Sem entender lhufas do que acontece, Brás se vê agarrado no meio da rua, aos esbofetes e puxões de cabelos. 
- Que isso, amor? Calma, me solta. Está rasgando meu jaleco.
- Vou rasgar é sua fuça.
- Calma, meu amor. O que houve? 
- Vou lhe dizer o que foi que aconteceu. 
E tome tapas no rosto, unhadas, beliscões, chutes, o escambau…
- Calma, meu amor. Pare de me bater. Vejo que já conheceu meu amigo Camilo? Venha, vamos chupar um... um... ai... ui...
- Já proseei com o Camilo? Ele me contou tudo, abriu o jogo. Te entregou de bandeja... 
- Como ele me entregou?
- Ainda pergunta? Descarado...  patife.  Seu amiguinho aí me encheu o saco com a história de uma tal de Ana Angélica.  Como é mesmo? Ah... a felizarda...
- Como é que é, amor?

- Amor coisa nenhuma. Nosso compromisso acabou. Vou pegar minhas coisas e voltar pra São Paulo. Por que não me contou que tem outra mulher aqui nas redondezas e que ela se chama Ana Angélica.  Ana Angélica, a felizarda. A dita. Quer me explicar? Uma aluna sua? 

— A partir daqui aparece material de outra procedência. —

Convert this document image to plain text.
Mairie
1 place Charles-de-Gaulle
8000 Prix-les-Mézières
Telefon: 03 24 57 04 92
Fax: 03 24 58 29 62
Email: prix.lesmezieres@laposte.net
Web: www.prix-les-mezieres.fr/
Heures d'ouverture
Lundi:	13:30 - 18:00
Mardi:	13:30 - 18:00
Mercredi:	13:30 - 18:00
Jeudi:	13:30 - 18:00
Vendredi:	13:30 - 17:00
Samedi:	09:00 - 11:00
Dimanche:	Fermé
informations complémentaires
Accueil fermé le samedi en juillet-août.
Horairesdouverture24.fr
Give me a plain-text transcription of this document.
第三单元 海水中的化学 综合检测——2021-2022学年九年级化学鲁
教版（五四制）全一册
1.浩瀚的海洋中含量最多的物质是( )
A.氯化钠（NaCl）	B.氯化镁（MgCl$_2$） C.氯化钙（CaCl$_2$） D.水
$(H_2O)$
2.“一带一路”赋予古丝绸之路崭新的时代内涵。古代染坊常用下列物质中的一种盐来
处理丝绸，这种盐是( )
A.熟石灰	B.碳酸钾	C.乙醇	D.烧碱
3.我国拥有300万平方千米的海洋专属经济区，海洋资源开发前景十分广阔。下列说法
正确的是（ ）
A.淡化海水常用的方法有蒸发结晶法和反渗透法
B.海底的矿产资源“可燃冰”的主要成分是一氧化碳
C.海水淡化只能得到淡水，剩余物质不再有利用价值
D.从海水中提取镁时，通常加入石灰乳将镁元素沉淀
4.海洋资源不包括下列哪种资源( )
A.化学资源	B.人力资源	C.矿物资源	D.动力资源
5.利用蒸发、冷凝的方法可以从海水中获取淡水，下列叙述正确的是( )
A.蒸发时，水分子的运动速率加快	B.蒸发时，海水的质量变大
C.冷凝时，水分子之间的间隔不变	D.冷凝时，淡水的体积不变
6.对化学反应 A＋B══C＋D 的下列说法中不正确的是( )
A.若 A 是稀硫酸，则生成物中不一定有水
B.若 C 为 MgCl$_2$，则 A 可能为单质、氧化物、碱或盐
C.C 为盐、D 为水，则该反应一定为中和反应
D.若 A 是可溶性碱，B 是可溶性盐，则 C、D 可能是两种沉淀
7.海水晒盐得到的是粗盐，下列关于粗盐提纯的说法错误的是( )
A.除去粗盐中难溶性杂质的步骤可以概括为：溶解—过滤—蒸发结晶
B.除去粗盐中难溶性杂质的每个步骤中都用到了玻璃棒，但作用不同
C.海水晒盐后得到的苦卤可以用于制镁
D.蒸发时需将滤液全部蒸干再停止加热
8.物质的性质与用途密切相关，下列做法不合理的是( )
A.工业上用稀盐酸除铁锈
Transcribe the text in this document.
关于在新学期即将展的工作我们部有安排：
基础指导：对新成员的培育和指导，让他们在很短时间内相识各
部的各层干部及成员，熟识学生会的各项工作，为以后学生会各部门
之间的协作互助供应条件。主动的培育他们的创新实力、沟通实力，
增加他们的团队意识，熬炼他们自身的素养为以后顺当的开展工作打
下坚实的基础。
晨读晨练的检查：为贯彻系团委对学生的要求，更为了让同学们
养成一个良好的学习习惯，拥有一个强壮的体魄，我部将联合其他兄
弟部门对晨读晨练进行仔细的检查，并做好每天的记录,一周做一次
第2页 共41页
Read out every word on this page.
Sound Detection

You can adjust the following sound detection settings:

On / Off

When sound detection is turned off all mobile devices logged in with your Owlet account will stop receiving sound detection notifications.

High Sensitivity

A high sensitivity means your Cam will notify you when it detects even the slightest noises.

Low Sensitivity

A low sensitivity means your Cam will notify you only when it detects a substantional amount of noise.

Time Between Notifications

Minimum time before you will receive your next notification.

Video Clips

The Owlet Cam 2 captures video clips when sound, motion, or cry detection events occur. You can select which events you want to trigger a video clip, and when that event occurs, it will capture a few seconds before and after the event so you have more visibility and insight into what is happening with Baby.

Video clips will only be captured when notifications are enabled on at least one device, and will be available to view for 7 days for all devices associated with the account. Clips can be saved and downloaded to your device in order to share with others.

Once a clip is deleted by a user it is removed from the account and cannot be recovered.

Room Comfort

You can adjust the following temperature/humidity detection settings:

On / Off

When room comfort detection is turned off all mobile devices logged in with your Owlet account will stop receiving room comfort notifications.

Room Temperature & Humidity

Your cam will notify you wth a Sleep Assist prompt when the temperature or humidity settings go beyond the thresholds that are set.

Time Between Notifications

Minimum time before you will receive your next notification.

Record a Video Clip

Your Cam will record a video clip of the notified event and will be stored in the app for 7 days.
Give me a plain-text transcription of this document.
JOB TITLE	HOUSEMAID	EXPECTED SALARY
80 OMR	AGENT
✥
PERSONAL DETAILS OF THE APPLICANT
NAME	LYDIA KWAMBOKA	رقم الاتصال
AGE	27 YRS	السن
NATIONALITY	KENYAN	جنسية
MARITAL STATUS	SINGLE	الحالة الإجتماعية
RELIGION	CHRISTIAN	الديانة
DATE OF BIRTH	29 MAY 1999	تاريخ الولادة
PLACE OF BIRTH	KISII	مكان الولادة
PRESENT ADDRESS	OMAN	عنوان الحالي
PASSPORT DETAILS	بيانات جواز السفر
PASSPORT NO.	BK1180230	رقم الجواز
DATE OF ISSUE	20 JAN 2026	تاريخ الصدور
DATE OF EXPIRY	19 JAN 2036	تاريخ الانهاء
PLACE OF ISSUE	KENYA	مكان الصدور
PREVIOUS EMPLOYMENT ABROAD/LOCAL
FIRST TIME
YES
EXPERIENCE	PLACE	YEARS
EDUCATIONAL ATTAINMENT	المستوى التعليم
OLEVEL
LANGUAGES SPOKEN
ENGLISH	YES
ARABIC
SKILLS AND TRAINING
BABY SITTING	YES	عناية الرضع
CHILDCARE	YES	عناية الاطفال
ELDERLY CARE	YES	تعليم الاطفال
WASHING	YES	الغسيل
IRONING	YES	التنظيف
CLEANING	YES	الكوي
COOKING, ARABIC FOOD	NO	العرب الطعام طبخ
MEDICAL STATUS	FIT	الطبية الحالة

- Amor, amor, me escuta. Por Deus, me escuta.  Não sei do que está falando. Para de me bater um instante e me escuta.
- Como não sabe? Esse seu amigo imbecil abriu o jogo. Contou todos os seus podres. Vomita miserável, quem é essa sirigaita da Ana Angélica?

- Amor, não existe nenhuma Ana Angélica.
- Foi esse filho de uma égua do Camilo...
Enquanto fala, Larissa não abre a guarda. Segue distribuindo pescoções e sopapos no pobre e indefeso professor. Nessa altura, o infeliz tem o rosto todo coberto de sangue. O castigo segue, a todo vapor.

- Pelo amor de Deus... princesa me escuta. Me es... es... escuta. Como o Camilo pode ter lhe falado alguma coisa? Ele é mudo. Mudo e surdo de nascença.
- Agora é minha vez de perguntar: como é que é? Ele é o quê?!
- Eu disse que o Camilo é mudo. Mudo e surdo de nascença.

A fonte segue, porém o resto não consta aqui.